Shared heritage in Mumbai | Lifestyle.INQ

OCTOBER 27, 2022

AN IMPERIAL ensemble of Victorian Gothic buildings line one side of Mumbai’s Oval Maidan.
AN IMPERIAL ensemble of Victorian Gothic buildings line one side of Mumbai’s Oval Maidan.
ARCADED sidewalks provide shade from the heat of Mumbai sun.

Mumbai is a city layered with diverse urban textures, each one more extreme than the last. It is a complex environment of opposites.


Hostile but friendly, Mumbai is a place that bullies its residents while embracing humankind at the same time; a city of surprises where visitors never quite know what to expect.


Unexpected is the discovery of the Oval Maidan, the largest open space in the city used as parade grounds, cricket field, and recreational grounds, a vast green space dating to the mid-19th century that provides much-needed breathing space to the crowded center of old Mumbai.


On one side of the Oval Maidan stands an outstanding row of Victorian Gothic structures reminiscent of Bombay’s (as Mumbai was known then) position as the preeminent city of the British Empire next to London.


Directly across the green, opposite the row of Victorian Gothic structures, stands an equally outstanding row of Art Deco structures built a generation later.

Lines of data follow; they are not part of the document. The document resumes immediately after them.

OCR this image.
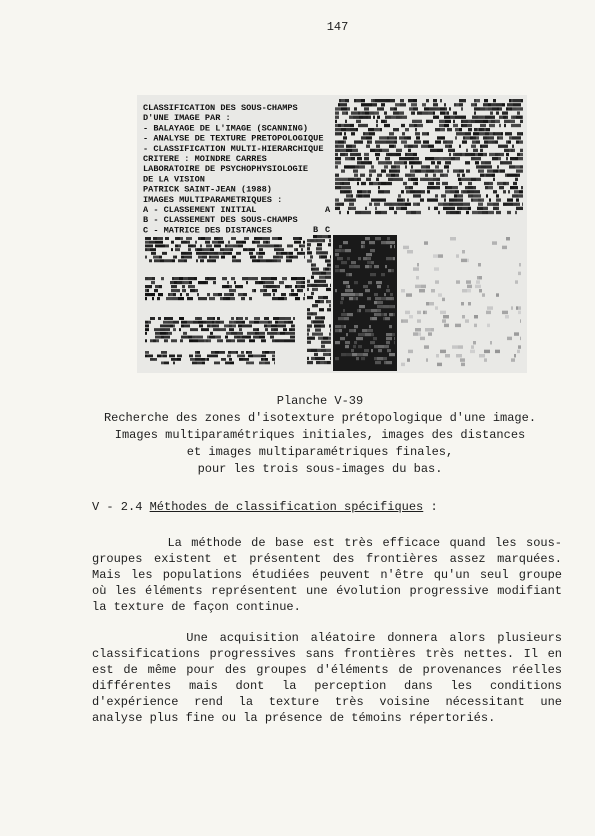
147
CLASSIFICATION DES SOUS-CHAMPS
D'UNE IMAGE PAR :
- BALAYAGE DE L'IMAGE (SCANNING)
- ANALYSE DE TEXTURE PRETOPOLOGIQUE
- CLASSIFICATION MULTI-HIERARCHIQUE
CRITERE : MOINDRE CARRES
LABORATOIRE DE PSYCHOPHYSIOLOGIE
DE LA VISION
PATRICK SAINT-JEAN (1988)
IMAGES MULTIPARAMETRIQUES :
A - CLASSEMENT INITIAL
B - CLASSEMENT DES SOUS-CHAMPS
C - MATRICE DES DISTANCES
A
B C
Planche V-39
Recherche des zones d'isotexture prétopologique d'une image.
Images multiparamétriques initiales, images des distances
et images multiparamétriques finales,
pour les trois sous-images du bas.
V - 2.4 Méthodes de classification spécifiques :
La méthode de base est très efficace quand les sous-
groupes existent et présentent des frontières assez marquées.
Mais les populations étudiées peuvent n'être qu'un seul groupe
où les éléments représentent une évolution progressive modifiant
la texture de façon continue.
Une acquisition aléatoire donnera alors plusieurs
classifications progressives sans frontières très nettes. Il en
est de même pour des groupes d'éléments de provenances réelles
différentes mais dont la perception dans les conditions
d'expérience rend la texture très voisine nécessitant une
analyse plus fine ou la présence de témoins répertoriés.
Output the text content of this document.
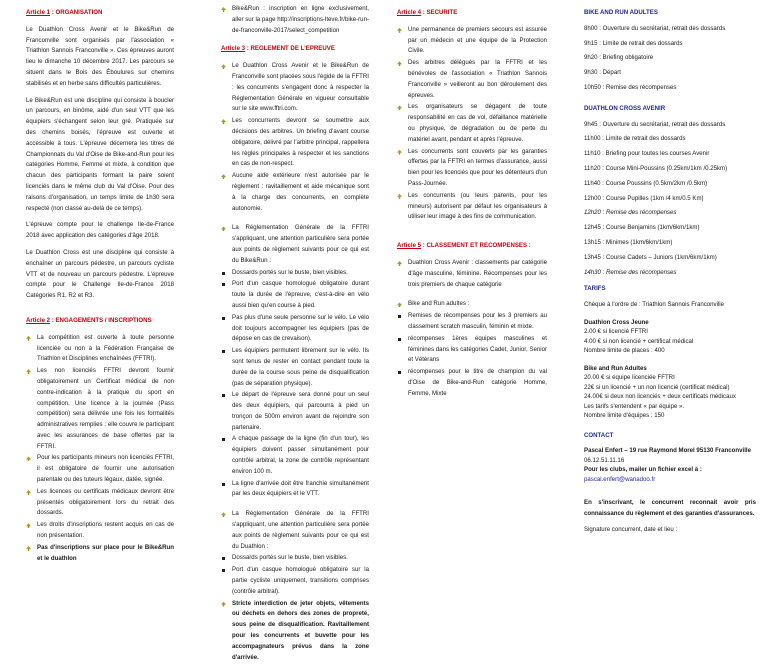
Article 1 : ORGANISATION

Le Duathlon Cross Avenir et le Bike&Run de Franconville sont organisés par l'association « Triathlon Sannois Franconville ». Ces épreuves auront lieu le dimanche 10 décembre 2017. Les parcours se situent dans le Bois des Éboulures sur chemins stabilisés et en herbe sans difficultés particulières.

Le Bike&Run est une discipline qui consiste à boucler un parcours, en binôme, aidé d'un seul VTT que les équipiers s'échangent selon leur gré. Pratiquée sur des chemins boisés, l'épreuve est ouverte et accessible à tous. L'épreuve décernera les titres de Championnats du Val d'Oise de Bike-and-Run pour les catégories Homme, Femme et mixte, à condition que chacun des participants formant la paire soient licenciés dans le même club du Val d'Oise. Pour des raisons d'organisation, un temps limite de 1h30 sera respecté (non classé au-delà de ce temps).

L'épreuve compte pour le challenge Ile-de-France 2018 avec application des catégories d'âge 2018.

Le Duathlon Cross est une discipline qui consiste à enchaîner un parcours pédestre, un parcours cycliste VTT et de nouveau un parcours pédestre. L'épreuve compte pour le Challenge Ile-de-France 2018 Catégories R1, R2 et R3.

Article 2 : ENGAGEMENTS / INSCRIPTIONS
La compétition est ouverte à toute personne licenciée ou non à la Fédération Française de Triathlon et Disciplines enchaînées (FFTRI).
Les non licenciés FFTRI devront fournir obligatoirement un Certificat médical de non contre-indication à la pratique du sport en compétition. Une licence à la journée (Pass compétition) sera délivrée une fois les formalités administratives remplies : elle couvre le participant avec les assurances de base offertes par la FFTRI.
Pour les participants mineurs non licenciés FFTRI, il est obligatoire de fournir une autorisation parentale ou des tuteurs légaux, datée, signée.
Les licences ou certificats médicaux devront être présentés obligatoirement lors du retrait des dossards.
Les droits d'inscriptions restent acquis en cas de non présentation.
Pas d'inscriptions sur place pour le Bike&Run et le duathlon
Bike&Run : inscription en ligne exclusivement, aller sur la page http://inscriptions-lteve.fr/bike-run-de-franconville-2017/select_competition
Article 3 : REGLEMENT DE L'EPREUVE
Le Duathlon Cross Avenir et le Bike&Run de Franconville sont placées sous l'égide de la FFTRI : les concurrents s'engagent donc à respecter la Réglementation Générale en vigueur consultable sur le site www.fftri.com.
Les concurrents devront se soumettre aux décisions des arbitres. Un briefing d'avant course obligatoire, délivré par l'arbitre principal, rappellera les règles principales à respecter et les sanctions en cas de non-respect.
Aucune aide extérieure n'est autorisée par le règlement : ravitaillement et aide mécanique sont à la charge des concurrents, en complète autonomie.
La Réglementation Générale de la FFTRI s'appliquant, une attention particulière sera portée aux points de règlement suivants pour ce qui est du Bike&Run :
Dossards portés sur le buste, bien visibles.
Port d'un casque homologué obligatoire durant toute la durée de l'épreuve, c'est-à-dire en vélo aussi bien qu'en course à pied.
Pas plus d'une seule personne sur le vélo. Le vélo doit toujours accompagner les équipiers (pas de dépose en cas de crevaison).
Les équipiers permutent librement sur le vélo. Ils sont tenus de rester en contact pendant toute la durée de la course sous peine de disqualification (pas de séparation physique).
Le départ de l'épreuve sera donné pour un seul des deux équipiers, qui parcourra à pied un tronçon de 500m environ avant de rejoindre son partenaire.
A chaque passage de la ligne (fin d'un tour), les équipiers doivent passer simultanément pour contrôle arbitral, la zone de contrôle représentant environ 100 m.
La ligne d'arrivée doit être franchie simultanément par les deux équipiers et le VTT.
La Réglementation Générale de la FFTRI s'appliquant, une attention particulière sera portée aux points de règlement suivants pour ce qui est du Duathlon :
Dossards portés sur le buste, bien visibles.
Port d'un casque homologué obligatoire sur la partie cycliste uniquement, transitions comprises (contrôle arbitral).
Stricte interdiction de jeter objets, vêtements ou déchets en dehors des zones de propreté, sous peine de disqualification. Ravitaillement pour les concurrents et buvette pour les accompagnateurs prévus dans la zone d'arrivée.
Article 4 : SECURITE
Une permanence de premiers secours est assurée par un médecin et une équipe de la Protection Civile.
Des arbitres délégués par la FFTRI et les bénévoles de l'association « Triathlon Sannois Franconville » veilleront au bon déroulement des épreuves.
Les organisateurs se dégagent de toute responsabilité en cas de vol, défaillance matérielle ou physique, de dégradation ou de perte du matériel avant, pendant et après l'épreuve.
Les concurrents sont couverts par les garanties offertes par la FFTRI en termes d'assurance, aussi bien pour les licenciés que pour les détenteurs d'un Pass-Journée.
Les concurrents (ou leurs parents, pour les mineurs) autorisent par défaut les organisateurs à utiliser leur image à des fins de communication.
Article 5 : CLASSEMENT ET RECOMPENSES :
Duathlon Cross Avenir : classements par catégorie d'âge masculine, féminine. Récompenses pour les trois premiers de chaque catégorie
Bike and Run adultes :
Remises de récompenses pour les 3 premiers au classement scratch masculin, féminin et mixte.
récompenses 1ères équipes masculines et féminines dans les catégories Cadet, Junior, Senior et Vétérans
récompenses pour le titre de champion du val d'Oise de Bike-and-Run catégorie Homme, Femme, Mixte
BIKE AND RUN ADULTES
8h00 : Ouverture du secrétariat, retrait des dossards
9h15 : Limite de retrait des dossards
9h20 : Briefing obligatoire
9h30 : Départ
10h50 : Remise des récompenses
DUATHLON CROSS AVENIR
9h45 : Ouverture du secrétariat, retrait des dossards
11h00 : Limite de retrait des dossards
11h10 : Briefing pour toutes les courses Avenir
11h20 : Course Mini-Poussins (0.25km/1km /0.25km)
11h40 : Course Poussins (0.5km/2km /0.5km)
12h00 : Course Pupilles (1km /4 km/0.5 Km)
12h20 : Remise des récompenses
12h45 : Course Benjamins (1km/6km/1km)
13h15 : Minimes (1km/6km/1km)
13h45 : Course Cadets – Juniors (1km/6km/1km)
14h30 : Remise des récompenses
TARIFS
Chèque à l'ordre de : Triathlon Sannois Franconville
Duathlon Cross Jeune
2.00 € si licencié FFTRI
4.00 € si non licencié + certificat médical
Nombre limite de places : 400
Bike and Run Adultes
20.00 € si équipe licenciée FFTRI
22€ si un licencié + un non licencié (certificat médical)
24.00€ si deux non licenciés + deux certificats médicaux
Les tarifs s'entendent « par équipe ».
Nombre limite d'équipes : 150
CONTACT
Pascal Enfert – 19 rue Raymond Morel 95130 Franconville
06.12.51.11.16
Pour les clubs, mailer un fichier excel à :
pascal.enfert@wanadoo.fr

En s'inscrivant, le concurrent reconnait avoir pris connaissance du règlement et des garanties d'assurances.

Signature concurrent, date et lieu :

Mumbai is probably the only city where large groups of buildings in diverging architectural styles clash within a relatively small area. But instead of being a jarring experience, the divergent styles create a unique urban dialogue that speaks of urban development happening within two distinct eras of present Mumbai’s history, an architectural dialogue unique to Mumbai not seen in other cities in the world.


Point of confluence


REGAL Theatre, (1933) an early example of Bombay Deco by architect Charles Stevens.

Since pre-British days, Mumbai has always been a bustling port city of trade and commerce, the historic exchange point for goods and ideas from Europe to India.


Having been the subcontinent’s business and financial capital since colonial days, Mumbai developed into a cosmopolitan and global city where the latest influences from the West funneled into the rest of India.


In keeping with Mumbai as the Indian point of confluence for East-West exchange, all structures built during the colonial era were designed in Victorian Gothic, the signature style of progressive 19th-century England. Therefore, the entire row of buildings flanking the eastern side of the Oval Maidan were constructed in the Victorian Gothic style of the moment.


The buildings reflected the highest architectural and technological advancements of the mid-19th century, constructed using the revolutionary cast-iron technology developed by Victorian engineers. So advanced was the technology that some building components still unavailable in India were cast in England and shipped to Bombay.


Cast-iron structural components from England were incorporated into buildings constructed by Indian hands with Indian ingenuity. What appeared to be Victorian architecture was actually built by masons of local stone whose textures and colors are found only in India.

AN IMPOSING line of Art Deco buildings face the Victorian Gothic structures across the Oval Maidan.

Decorative sculpture incorporated traditional Indian forms. Because the buildings were in the tropics, verandahs were added and windows enlarged to allow for cross-ventilation.


Fusion of two cultures


The result was a group of buildings that fused two cultures, architecture that evoked the imperial Victorian Gothic style whose soul was totally Indian.


Almost a century later, the sea at the opposite edge of the Oval Maidan was reclaimed, and on the former western shoreline rose another impressive row of buildings.


TRADITIONAL Indian motifs rendered in the Art Deco style

Like the Victorian Gothic buildings on the eastern edge of the Oval Maidan designed in the latest style and revolutionary technology of their era, all of the new buildings across the Maidan were designed in the Art Deco style sweeping Europe in the 1920s.


Introduced to India at the same time as Art Deco, reinforced concrete was the technological innovation of the day, which allowed simpler and faster construction methods, the use of standardized building components, and the technology allowed for construction of taller buildings.


VICTORIAN architecture from the colonial period

Concrete, a plastic building material, easily lent itself to the laying out of taut, streamlined curved surfaces that characterize the global Art Deco style whether in Europe or Bombay.


The next generation of Indian sculptors produced stunning sculptures, reliefs and friezes, and decorative elements that were incorporated into the architecture, once again mining Indian tradition for motifs that were carried out in the Art Deco sensibility. Appearing Art Deco in style, the architecture is truly Indian in spirit.


The architecture at the Oval Maidan, whether Victorian Gothic or Art Deco, is a visual record of how Mumbai, as the East-West confluence point for India, adapted Western influences into Indian culture and reality.


Although constructed a century apart, both groups of structures began with a Western design premise and proceeded to adapt it to suit Indian materials, environment, and culture, ultimately producing a distinctive variant of the Victorian Gothic and Art Deco that is unique to India, an example of shared heritage at its best.